By: Jason Whitby
Horrible 401k & still employed? Here are 4 options to improve your situation
Employees in the United States of America will soon be shocked to learn how much they pay in 401k fees. For boomers with large balances in a plan, high percentage fees translate into really big dollars. Consider a participant with $500,000 in their company’s 401k paying 2% in total fees translates into $10,000 a year, each year, causing a real drag on their nest egg. This is going to come as a real shock especially since most people believe they don’t pay any fees at all for their 401k. So if you just realized you are paying an arm and leg for your 401k, here are 4 potential ways to cut that bill in half, if not more.
Take the Money and Run
For many participants over the age of 55, the best option, if the plan allows, is doing an In-Service Withdrawal. This option allows the participant to transfer funds from the plan to an IRA rollover, preferably at a low-cost discount brokerage firm and completely escape the 401k plan all of its fees. Additionally, IRA rollovers allow the participant greater flexibility in selecting investments which hopefully will translate into a more diversified portfolio consisting of the best investments with the lowest overall cost. The option to take an In-service withdrawal is plan specific so participants need to contact their provider to learn the caveats. For example, some plans allow participants to take an in-service withdrawal at 55 years of age while others require 59.5. Also, some plans freeze participants from making new contributions for a period of time after the in-service withdrawal so you have to know your plan’s rules and create a strategy to maximize your annual 401k contribution for the year. Other points to consider are that your new IRA rollover is not eligible for the Rule of 55. The Rule of 55 allows 401k participants older than 55 but younger than 59.5 to take withdrawals without incurring the 10% penalty, so you should avoid this option if you plan to take distributions prior to 59.5. On a final note, 401k plans allow for participants to be exempted from taking a required minimum distribution once they reach 70.5. This “still working exemption” does not apply to IRA rollovers so this option isn’t optimal for high income earners reaching 70.5 who plan to continue working and won’t need the money.
Look for an Opening
If you are under 55 and/or your plan doesn’t offer an in-service withdrawal, find out if your plan offers a Self Direct Brokerage account. This option is essentially a plan menu options which allows you to keep your money inside the 401k but transferring dollars into a brokerage account. While this option doesn’t allow you to escape plan costs, it can help you increase diversification, select better investments and hopefully to decide on low cost index funds. You need to weigh this increased flexibility with any additional administration, gateway and maintenance fees from the plan provider as well as brokerage commissions.
Make the best of the bad
If you are stuck, and no doubt many of you will be, your best option is likely to review your investment options and select only the lowest cost funds, most likely index funds.
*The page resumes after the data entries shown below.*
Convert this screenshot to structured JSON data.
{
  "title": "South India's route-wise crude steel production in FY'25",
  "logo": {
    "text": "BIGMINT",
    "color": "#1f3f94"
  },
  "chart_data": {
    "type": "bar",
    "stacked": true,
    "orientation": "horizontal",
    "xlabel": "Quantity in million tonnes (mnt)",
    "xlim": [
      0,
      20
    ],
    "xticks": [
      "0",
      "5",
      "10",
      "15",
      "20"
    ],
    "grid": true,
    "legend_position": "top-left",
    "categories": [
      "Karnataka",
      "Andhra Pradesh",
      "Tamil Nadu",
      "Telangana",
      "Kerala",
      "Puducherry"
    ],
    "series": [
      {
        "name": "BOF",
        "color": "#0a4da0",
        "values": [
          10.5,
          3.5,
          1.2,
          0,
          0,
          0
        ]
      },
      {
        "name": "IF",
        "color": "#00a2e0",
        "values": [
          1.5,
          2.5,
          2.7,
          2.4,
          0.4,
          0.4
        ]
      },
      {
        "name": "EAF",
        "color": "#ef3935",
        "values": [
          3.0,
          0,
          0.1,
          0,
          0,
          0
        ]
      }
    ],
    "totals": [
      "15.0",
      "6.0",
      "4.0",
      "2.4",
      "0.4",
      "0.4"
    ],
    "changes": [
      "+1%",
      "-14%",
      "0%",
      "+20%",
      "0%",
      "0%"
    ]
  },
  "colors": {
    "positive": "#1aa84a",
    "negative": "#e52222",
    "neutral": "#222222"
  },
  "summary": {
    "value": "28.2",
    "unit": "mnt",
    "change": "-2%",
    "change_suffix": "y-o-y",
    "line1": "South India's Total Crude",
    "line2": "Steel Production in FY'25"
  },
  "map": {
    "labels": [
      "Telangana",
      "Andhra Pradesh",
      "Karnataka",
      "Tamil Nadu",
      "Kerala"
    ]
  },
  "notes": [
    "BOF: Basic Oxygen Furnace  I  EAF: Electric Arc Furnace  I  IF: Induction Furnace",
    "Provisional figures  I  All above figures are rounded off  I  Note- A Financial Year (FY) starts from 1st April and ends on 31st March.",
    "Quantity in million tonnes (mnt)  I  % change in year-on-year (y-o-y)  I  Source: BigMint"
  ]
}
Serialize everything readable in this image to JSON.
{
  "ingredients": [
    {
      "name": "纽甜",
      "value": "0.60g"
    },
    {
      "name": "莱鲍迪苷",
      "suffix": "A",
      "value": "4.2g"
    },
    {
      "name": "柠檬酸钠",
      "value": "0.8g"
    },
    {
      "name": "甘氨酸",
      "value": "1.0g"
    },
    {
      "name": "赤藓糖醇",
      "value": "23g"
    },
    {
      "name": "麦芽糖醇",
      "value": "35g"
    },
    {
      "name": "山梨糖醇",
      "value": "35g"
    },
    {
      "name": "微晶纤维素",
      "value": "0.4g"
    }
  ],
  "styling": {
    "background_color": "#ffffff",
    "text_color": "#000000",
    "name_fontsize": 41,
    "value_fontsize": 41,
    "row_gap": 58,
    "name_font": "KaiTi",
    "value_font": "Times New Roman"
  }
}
While you may need to give up some diversification inside your 401k, you should use your other investments outside your company’s plan to diversify, building a comprehensive portfolio integrating all your investable assets.
Rock the boat
If you are an activist and feel like picking up a good cause, you always can lobby your employer for a better plan. But be warned, there are often a lot of political, and somewhat unpleasant aspects to why plan sponsors select 401k providers. I’d strongly advise you to walk lightly and always remember that your employment most likely trumps any likely plan improvement you might achieve.